ThirtyK: Is the elimination of middle parties from recruiting another area of interest?
Hoyt: From a recruiting-HR scenario, I think there is an interesting opportunity for someone to remove background check vendors from the equation. I don’t see a scenario where you’re removing the recruiting component of it. It might change how recruitment could be done, But I don’t see a way for a recruiter to be removed from the equation.
Not the End of Recruiting
ThirtyK: You’ll still need someone to look for the nuances in a candidate’s profile?
Hoyt: It’s the same as it is with any new technology that is brought into the recruiting world. It doesn’t mean the death of the recruiter. It just means those skill sets need to change or be finely tuned.
ThirtyK: Who are your clients?
Hoyt: We are global. The majority of our members are based in North America. We’ve got an interesting group of leaders. Their teams hire from 2,000 to 200,000 employees per year. We’re looking at 110 member companies now. All of them are Fortune 500.
ThirtyK: What has the feedback about blockchain been among these companies?

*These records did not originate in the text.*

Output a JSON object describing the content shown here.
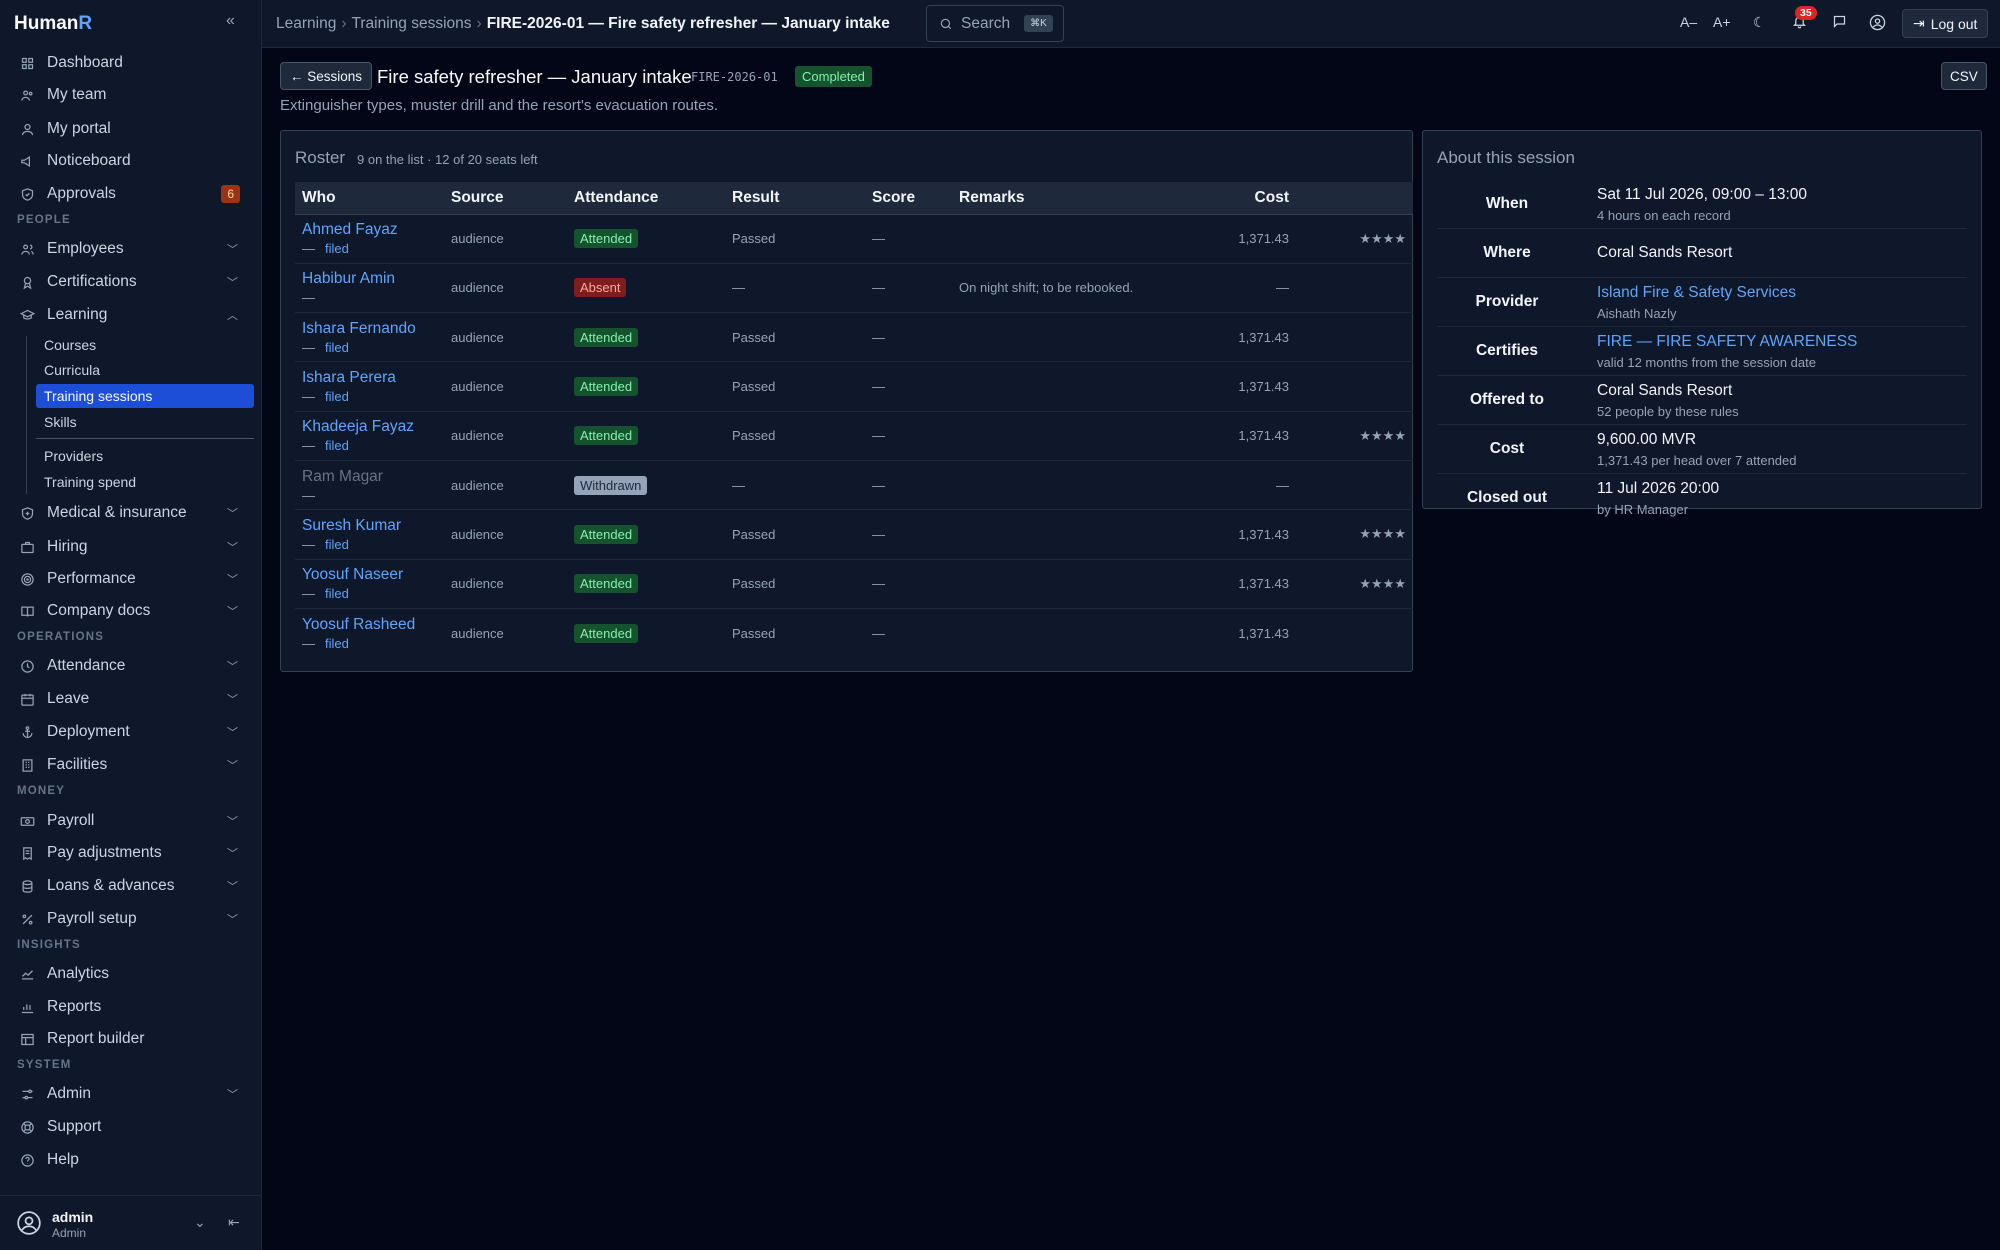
{
  "brand": {
    "name_a": "Human",
    "name_b": "R"
  },
  "sidebar": {
    "top_items": [
      {
        "label": "Dashboard",
        "icon": "grid-icon"
      },
      {
        "label": "My team",
        "icon": "team-icon"
      },
      {
        "label": "My portal",
        "icon": "person-icon"
      },
      {
        "label": "Noticeboard",
        "icon": "megaphone-icon"
      },
      {
        "label": "Approvals",
        "icon": "shield-check-icon",
        "badge": "6"
      }
    ],
    "sections": {
      "people": "PEOPLE",
      "operations": "OPERATIONS",
      "money": "MONEY",
      "insights": "INSIGHTS",
      "system": "SYSTEM"
    },
    "people_items": [
      {
        "label": "Employees"
      },
      {
        "label": "Certifications"
      },
      {
        "label": "Learning"
      }
    ],
    "learning_sub": [
      "Courses",
      "Curricula",
      "Training sessions",
      "Skills",
      "Providers",
      "Training spend"
    ],
    "people_items2": [
      {
        "label": "Medical & insurance"
      },
      {
        "label": "Hiring"
      },
      {
        "label": "Performance"
      },
      {
        "label": "Company docs"
      }
    ],
    "operations_items": [
      {
        "label": "Attendance"
      },
      {
        "label": "Leave"
      },
      {
        "label": "Deployment"
      },
      {
        "label": "Facilities"
      }
    ],
    "money_items": [
      {
        "label": "Payroll"
      },
      {
        "label": "Pay adjustments"
      },
      {
        "label": "Loans & advances"
      },
      {
        "label": "Payroll setup"
      }
    ],
    "insights_items": [
      {
        "label": "Analytics"
      },
      {
        "label": "Reports"
      },
      {
        "label": "Report builder"
      }
    ],
    "system_items": [
      {
        "label": "Admin"
      },
      {
        "label": "Support"
      },
      {
        "label": "Help"
      }
    ],
    "user": {
      "name": "admin",
      "role": "Admin"
    }
  },
  "topbar": {
    "crumbs": [
      "Learning",
      "Training sessions",
      "FIRE-2026-01 — Fire safety refresher — January intake"
    ],
    "search_label": "Search",
    "search_kbd": "⌘K",
    "font_smaller": "A–",
    "font_larger": "A+",
    "notif_count": "35",
    "logout_label": "Log out"
  },
  "header": {
    "back_label": "← Sessions",
    "title": "Fire safety refresher — January intake",
    "code": "FIRE-2026-01",
    "status": "Completed",
    "csv_label": "CSV",
    "subtitle": "Extinguisher types, muster drill and the resort's evacuation routes."
  },
  "roster": {
    "title": "Roster",
    "meta": "9 on the list · 12 of 20 seats left",
    "columns": [
      "Who",
      "Source",
      "Attendance",
      "Result",
      "Score",
      "Remarks",
      "Cost"
    ],
    "rows": [
      {
        "name": "Ahmed Fayaz",
        "sub_dash": "—",
        "sub_filed": "filed",
        "source": "audience",
        "attendance": "Attended",
        "att_class": "attended",
        "result": "Passed",
        "score": "—",
        "remarks": "",
        "cost": "1,371.43",
        "rating": "★★★★"
      },
      {
        "name": "Habibur Amin",
        "sub_dash": "—",
        "sub_filed": "",
        "source": "audience",
        "attendance": "Absent",
        "att_class": "absent",
        "result": "—",
        "score": "—",
        "remarks": "On night shift; to be rebooked.",
        "cost": "—",
        "rating": ""
      },
      {
        "name": "Ishara Fernando",
        "sub_dash": "—",
        "sub_filed": "filed",
        "source": "audience",
        "attendance": "Attended",
        "att_class": "attended",
        "result": "Passed",
        "score": "—",
        "remarks": "",
        "cost": "1,371.43",
        "rating": ""
      },
      {
        "name": "Ishara Perera",
        "sub_dash": "—",
        "sub_filed": "filed",
        "source": "audience",
        "attendance": "Attended",
        "att_class": "attended",
        "result": "Passed",
        "score": "—",
        "remarks": "",
        "cost": "1,371.43",
        "rating": ""
      },
      {
        "name": "Khadeeja Fayaz",
        "sub_dash": "—",
        "sub_filed": "filed",
        "source": "audience",
        "attendance": "Attended",
        "att_class": "attended",
        "result": "Passed",
        "score": "—",
        "remarks": "",
        "cost": "1,371.43",
        "rating": "★★★★"
      },
      {
        "name": "Ram Magar",
        "sub_dash": "—",
        "sub_filed": "",
        "source": "audience",
        "attendance": "Withdrawn",
        "att_class": "withdrawn",
        "result": "—",
        "score": "—",
        "remarks": "",
        "cost": "—",
        "rating": "",
        "withdrawn": true
      },
      {
        "name": "Suresh Kumar",
        "sub_dash": "—",
        "sub_filed": "filed",
        "source": "audience",
        "attendance": "Attended",
        "att_class": "attended",
        "result": "Passed",
        "score": "—",
        "remarks": "",
        "cost": "1,371.43",
        "rating": "★★★★"
      },
      {
        "name": "Yoosuf Naseer",
        "sub_dash": "—",
        "sub_filed": "filed",
        "source": "audience",
        "attendance": "Attended",
        "att_class": "attended",
        "result": "Passed",
        "score": "—",
        "remarks": "",
        "cost": "1,371.43",
        "rating": "★★★★"
      },
      {
        "name": "Yoosuf Rasheed",
        "sub_dash": "—",
        "sub_filed": "filed",
        "source": "audience",
        "attendance": "Attended",
        "att_class": "attended",
        "result": "Passed",
        "score": "—",
        "remarks": "",
        "cost": "1,371.43",
        "rating": ""
      }
    ]
  },
  "about": {
    "title": "About this session",
    "rows": [
      {
        "label": "When",
        "value": "Sat 11 Jul 2026, 09:00 – 13:00",
        "sub": "4 hours on each record",
        "link": false
      },
      {
        "label": "Where",
        "value": "Coral Sands Resort",
        "sub": "",
        "link": false
      },
      {
        "label": "Provider",
        "value": "Island Fire & Safety Services",
        "sub": "Aishath Nazly",
        "link": true
      },
      {
        "label": "Certifies",
        "value": "FIRE — FIRE SAFETY AWARENESS",
        "sub": "valid 12 months from the session date",
        "link": true
      },
      {
        "label": "Offered to",
        "value": "Coral Sands Resort",
        "sub": "52 people by these rules",
        "link": false
      },
      {
        "label": "Cost",
        "value": "9,600.00 MVR",
        "sub": "1,371.43 per head over 7 attended",
        "link": false
      },
      {
        "label": "Closed out",
        "value": "11 Jul 2026 20:00",
        "sub": "by HR Manager",
        "link": false
      }
    ]
  }
}
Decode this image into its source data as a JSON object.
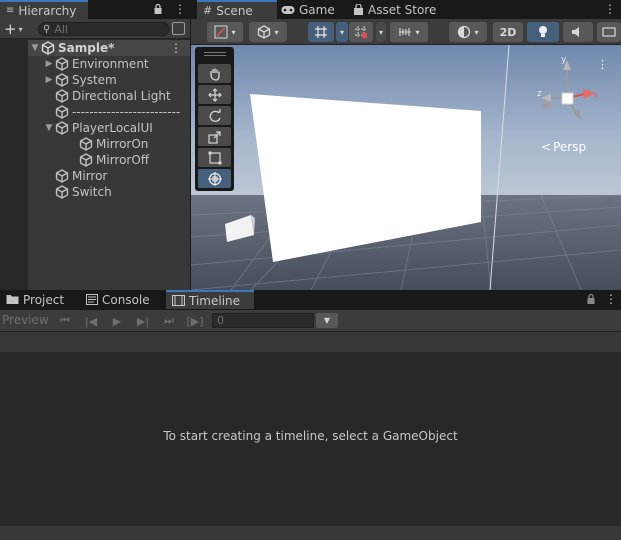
{
  "hierarchy": {
    "tab_label": "Hierarchy",
    "add_label": "+",
    "search_placeholder": "All",
    "scene_name": "Sample*",
    "items": [
      {
        "label": "Environment",
        "has_children": true,
        "expanded": false
      },
      {
        "label": "System",
        "has_children": true,
        "expanded": false
      },
      {
        "label": "Directional Light",
        "has_children": false
      },
      {
        "label": "-------------------------",
        "has_children": false
      },
      {
        "label": "PlayerLocalUI",
        "has_children": true,
        "expanded": true
      },
      {
        "label": "MirrorOn",
        "has_children": false,
        "child": true
      },
      {
        "label": "MirrorOff",
        "has_children": false,
        "child": true
      },
      {
        "label": "Mirror",
        "has_children": false
      },
      {
        "label": "Switch",
        "has_children": false
      }
    ]
  },
  "scene": {
    "tabs": [
      {
        "label": "Scene",
        "icon": "grid-icon",
        "active": true
      },
      {
        "label": "Game",
        "icon": "gamepad-icon",
        "active": false
      },
      {
        "label": "Asset Store",
        "icon": "store-icon",
        "active": false
      }
    ],
    "toggle_2d": "2D",
    "persp_label": "Persp",
    "gizmo_axes": {
      "y": "y",
      "z": "z",
      "x": "x"
    },
    "tools": [
      "view-tool",
      "move-tool",
      "rotate-tool",
      "scale-tool",
      "rect-tool",
      "transform-tool"
    ],
    "active_tool": "transform-tool"
  },
  "bottom": {
    "tabs": [
      {
        "label": "Project",
        "icon": "folder-icon",
        "active": false
      },
      {
        "label": "Console",
        "icon": "console-icon",
        "active": false
      },
      {
        "label": "Timeline",
        "icon": "timeline-icon",
        "active": true
      }
    ],
    "preview_label": "Preview",
    "frame_value": "0",
    "empty_message": "To start creating a timeline, select a GameObject"
  },
  "colors": {
    "accent": "#3a79bb",
    "panel": "#282828",
    "toolbar": "#3c3c3c",
    "active_button": "#46607c",
    "sky_top": "#6f88ad",
    "ground": "#4a5262"
  }
}
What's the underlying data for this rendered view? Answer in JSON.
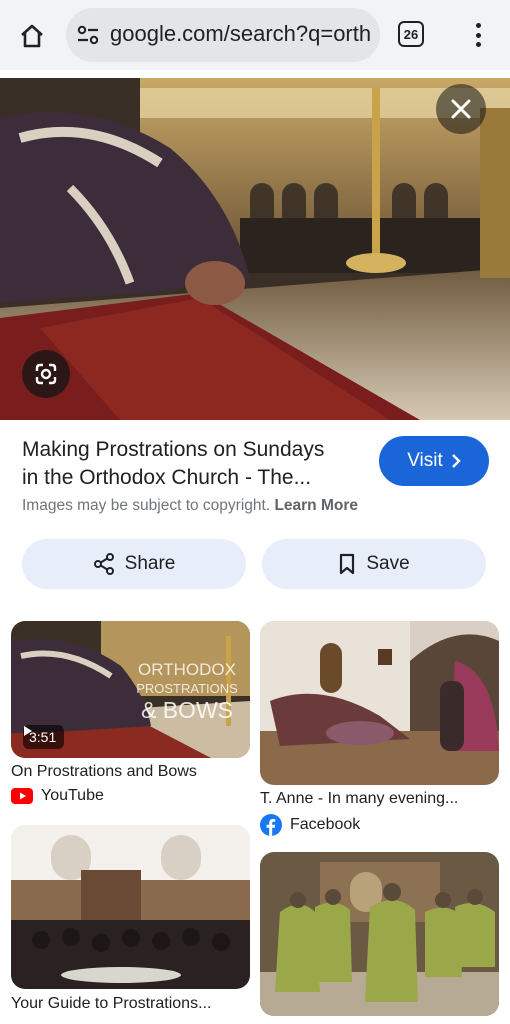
{
  "browser": {
    "url": "google.com/search?q=orth",
    "tab_count": "26"
  },
  "result": {
    "title_line1": "Making Prostrations on Sundays",
    "title_line2": "in the Orthodox Church - The...",
    "visit_label": "Visit",
    "copyright_text": "Images may be subject to copyright.",
    "learn_more": "Learn More",
    "share_label": "Share",
    "save_label": "Save"
  },
  "cards": [
    {
      "title": "On Prostrations and Bows",
      "source": "YouTube",
      "duration": "3:51",
      "overlay_line1": "ORTHODOX",
      "overlay_line2": "PROSTRATIONS",
      "overlay_line3": "& BOWS"
    },
    {
      "title": "T. Anne - In many evening...",
      "source": "Facebook"
    },
    {
      "title": "Your Guide to Prostrations..."
    },
    {
      "title": ""
    }
  ],
  "colors": {
    "accent_blue": "#1a66d9",
    "pill_bg": "#e8eef9",
    "youtube_red": "#ff0000",
    "facebook_blue": "#1877f2"
  }
}
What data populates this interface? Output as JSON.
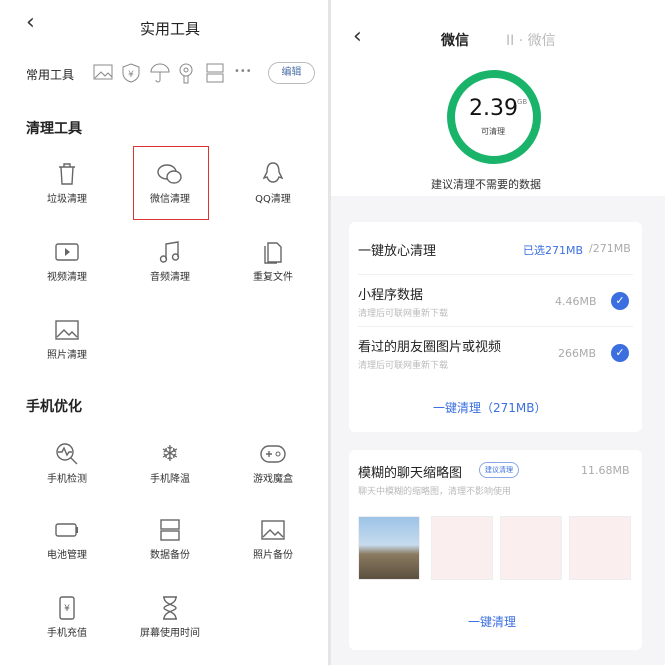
{
  "left": {
    "back": "‹",
    "title": "实用工具",
    "common_label": "常用工具",
    "common_icons": [
      "image-icon",
      "shield-yen-icon",
      "umbrella-icon",
      "key-icon",
      "storage-icon"
    ],
    "more": "•••",
    "edit": "编辑",
    "clean_heading": "清理工具",
    "clean_tools": [
      {
        "label": "垃圾清理"
      },
      {
        "label": "微信清理"
      },
      {
        "label": "QQ清理"
      },
      {
        "label": "视频清理"
      },
      {
        "label": "音频清理"
      },
      {
        "label": "重复文件"
      },
      {
        "label": "照片清理"
      }
    ],
    "opt_heading": "手机优化",
    "opt_tools": [
      {
        "label": "手机检测"
      },
      {
        "label": "手机降温"
      },
      {
        "label": "游戏魔盒"
      },
      {
        "label": "电池管理"
      },
      {
        "label": "数据备份"
      },
      {
        "label": "照片备份"
      },
      {
        "label": "手机充值"
      },
      {
        "label": "屏幕使用时间"
      }
    ]
  },
  "right": {
    "back": "‹",
    "tab_active": "微信",
    "tab_inactive": "II · 微信",
    "ring_value": "2.39",
    "ring_unit": "GB",
    "ring_label": "可清理",
    "suggest": "建议清理不需要的数据",
    "card1": {
      "title": "一键放心清理",
      "selected": "已选271MB",
      "total": "/271MB",
      "items": [
        {
          "name": "小程序数据",
          "sub": "清理后可联网重新下载",
          "size": "4.46MB",
          "checked": true
        },
        {
          "name": "看过的朋友圈图片或视频",
          "sub": "清理后可联网重新下载",
          "size": "266MB",
          "checked": true
        }
      ],
      "button": "一键清理（271MB）"
    },
    "card2": {
      "title": "模糊的聊天缩略图",
      "badge": "建议清理",
      "size": "11.68MB",
      "sub": "聊天中模糊的缩略图，清理不影响使用",
      "button": "一键清理"
    },
    "colors": {
      "ring": "#19b46a",
      "accent": "#3b6fe0"
    }
  }
}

Hoyt: The talent acquisition leaders at financial institutions are aware of the technology and thinking of how it could impact HR and talent acquisition. None of them that we are aware of have begun implementing blockchain or any services related to it for recruiting. Those who are not in financial services, anecdotally, the majority of them are trying to figure out more about it. Last week, at Converse’s headquarters in Boston, we brought together 50 leaders to talk about innovation and automation in recruiting. Almost everyone in the room asked for more information about Dock.io.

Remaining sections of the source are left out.